La log-vraisemblance du modèle theta est la somme du logarithme de toutes les vraisemblances individuelles pour chacun des points de données, comme le montre la dernière ligne d’équation à l’écran. La vraisemblance est une métrique qui nous donne une qualité d’ajustement pour une prévision probabiliste donnée. Elle nous indique la probabilité que le modèle ait généré l’ensemble de données que nous finissons par observer. Si nous avons deux prévisions probabilistes en compétition, et si nous mettons de côté tous les autres problèmes d’ajustement un instant, nous devrions choisir le modèle qui nous donne la vraisemblance la plus élevée ou la log-vraisemblance la plus élevée, car plus c’est élevé, mieux c’est.
La vraisemblance est très intéressante car elle peut fonctionner en haute dimension sans complications, contrairement à la méthode de Monge-Kantorovich. Tant que nous disposons d’un modèle qui nous offre une densité de probabilité locale, nous pouvons utiliser la vraisemblance, ou plus précisément, la log-vraisemblance comme métrique.

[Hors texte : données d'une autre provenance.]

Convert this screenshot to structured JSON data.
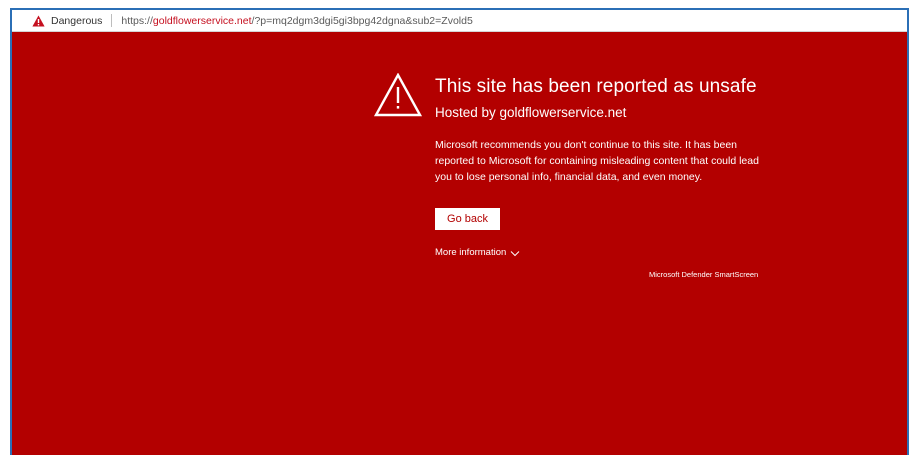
{
  "address_bar": {
    "status_label": "Dangerous",
    "url_scheme": "https://",
    "url_host": "goldflowerservice.net",
    "url_path": "/?p=mq2dgm3dgi5gi3bpg42dgna&sub2=Zvold5"
  },
  "warning": {
    "title": "This site has been reported as unsafe",
    "hosted_by": "Hosted by goldflowerservice.net",
    "description": "Microsoft recommends you don't continue to this site. It has been reported to Microsoft for containing misleading content that could lead you to lose personal info, financial data, and even money.",
    "go_back_label": "Go back",
    "more_info_label": "More information",
    "brand_label": "Microsoft Defender SmartScreen"
  },
  "colors": {
    "page_background": "#b30000",
    "danger_red": "#c50f1f",
    "text_on_red": "#ffffff"
  },
  "icons": {
    "status": "warning-triangle-icon",
    "hero": "warning-triangle-icon",
    "expand": "chevron-down-icon"
  }
}
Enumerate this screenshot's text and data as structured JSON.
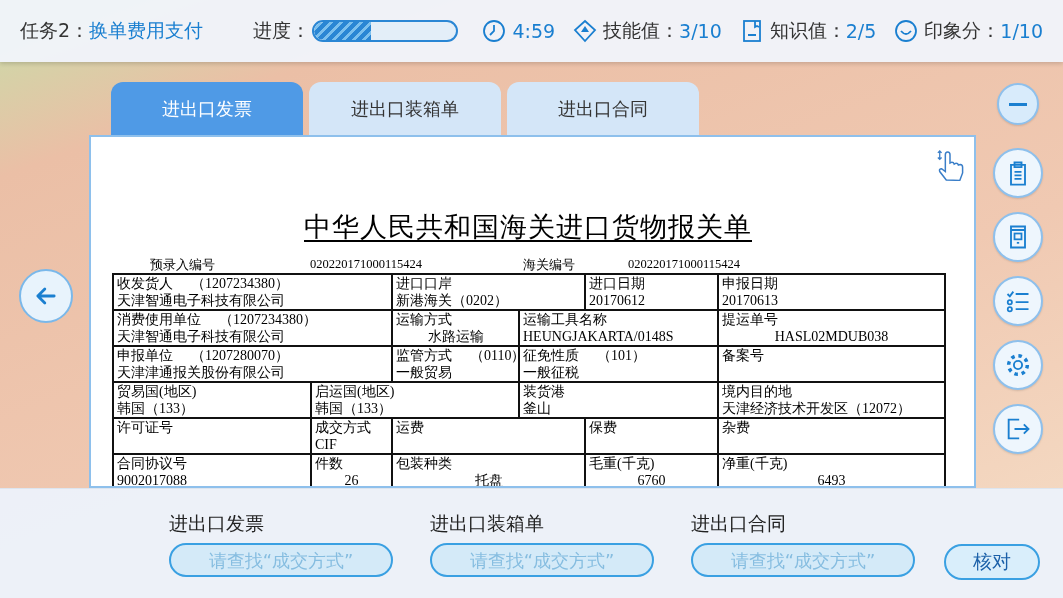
{
  "task": {
    "label": "任务2：",
    "name": "换单费用支付"
  },
  "progress": {
    "label": "进度：",
    "level": 0.4
  },
  "stats": [
    {
      "kind": "timer",
      "value": "4:59"
    },
    {
      "kind": "skill",
      "label": "技能值：",
      "value": "3/10"
    },
    {
      "kind": "knowledge",
      "label": "知识值：",
      "value": "2/5"
    },
    {
      "kind": "impression",
      "label": "印象分：",
      "value": "1/10"
    }
  ],
  "tabs": [
    {
      "label": "进出口发票",
      "selected": true
    },
    {
      "label": "进出口装箱单",
      "selected": false
    },
    {
      "label": "进出口合同",
      "selected": false
    }
  ],
  "document": {
    "title": "中华人民共和国海关进口货物报关单",
    "pre_entry": {
      "label": "预录入编号",
      "value": "020220171000115424"
    },
    "customs_no": {
      "label": "海关编号",
      "value": "020220171000115424"
    },
    "rows": [
      [
        {
          "label": "收发货人",
          "code": "（1207234380）",
          "value": "天津智通电子科技有限公司"
        },
        {
          "label": "进口口岸",
          "value": "新港海关（0202）"
        },
        {
          "label": "进口日期",
          "value": "20170612"
        },
        {
          "label": "申报日期",
          "value": "20170613"
        }
      ],
      [
        {
          "label": "消费使用单位",
          "code": "（1207234380）",
          "value": "天津智通电子科技有限公司"
        },
        {
          "label": "运输方式",
          "value": "水路运输"
        },
        {
          "label": "运输工具名称",
          "value": "HEUNGJAKARTA/0148S"
        },
        {
          "label": "提运单号",
          "value": "HASL02MDUB038"
        }
      ],
      [
        {
          "label": "申报单位",
          "code": "（1207280070）",
          "value": "天津津通报关股份有限公司"
        },
        {
          "label": "监管方式",
          "code": "（0110）",
          "value": "一般贸易"
        },
        {
          "label": "征免性质",
          "code": "（101）",
          "value": "一般征税"
        },
        {
          "label": "备案号"
        }
      ],
      [
        {
          "label": "贸易国(地区)",
          "value": "韩国（133）"
        },
        {
          "label": "启运国(地区)",
          "value": "韩国（133）"
        },
        {
          "label": "装货港",
          "value": "釜山"
        },
        {
          "label": "境内目的地",
          "value": "天津经济技术开发区（12072）"
        }
      ],
      [
        {
          "label": "许可证号"
        },
        {
          "label": "成交方式",
          "value": "CIF"
        },
        {
          "label": "运费"
        },
        {
          "label": "保费"
        },
        {
          "label": "杂费"
        }
      ],
      [
        {
          "label": "合同协议号",
          "value": "9002017088"
        },
        {
          "label": "件数",
          "value": "26"
        },
        {
          "label": "包装种类",
          "value": "托盘"
        },
        {
          "label": "毛重(千克)",
          "value": "6760"
        },
        {
          "label": "净重(千克)",
          "value": "6493"
        }
      ]
    ]
  },
  "answer_fields": [
    {
      "title": "进出口发票",
      "placeholder": "请查找“成交方式”"
    },
    {
      "title": "进出口装箱单",
      "placeholder": "请查找“成交方式”"
    },
    {
      "title": "进出口合同",
      "placeholder": "请查找“成交方式”"
    }
  ],
  "check_button": "核对"
}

De plus, dès que nous disposons d’une métrique pouvant représenter la qualité d’ajustement, cela signifie que nous pouvons optimiser en fonction de cette métrique même. Il suffit d’un modèle avec au moins un degré de liberté, ce qui signifie fondamentalement au moins un paramètre. Si nous optimisons ce modèle par rapport à la vraisemblance, notre métrique d’ajustement, nous obtiendrons, espérons-le, un modèle entraîné dans lequel nous avons appris à produire au moins une prévision probabiliste correcte. C’est exactement ce qui est fait ici à l’écran.
Aux lignes un et deux, nous générons un jeu de données simulé. Nous créons une table avec 2 000 lignes, puis à la ligne deux, nous générons 2 000 déviations, nos observations issues d’une distribution de Poisson avec une moyenne de deux. Ainsi, nous avons nos 2 000 observations. À la ligne trois, nous démarrons un bloc autodiff, qui fait partie du paradigme de programmation différentiable. Ce bloc exécutera une descente de gradient stochastique et itérera de nombreuses fois sur toutes les observations de la table d’observations. Ici, la table d’observations est la table T.
À la ligne quatre, nous déclarons le paramètre unique du modèle, appelé lambda. Nous indiquons que ce paramètre doit être exclusivement positif. Ce paramètre est ce que nous essaierons de redécouvrir grâce à la descente de gradient stochastique. À la ligne cinq, nous définissons la fonction de perte, qui est simplement l’opposé de la log-vraisemblance. Nous voulons maximiser la vraisemblance, mais le bloc autodiff tente de minimiser la perte. Ainsi, si nous voulons maximiser la log-vraisemblance, nous devons ajouter ce signe négatif devant la log-vraisemblance, ce que nous avons exactement fait.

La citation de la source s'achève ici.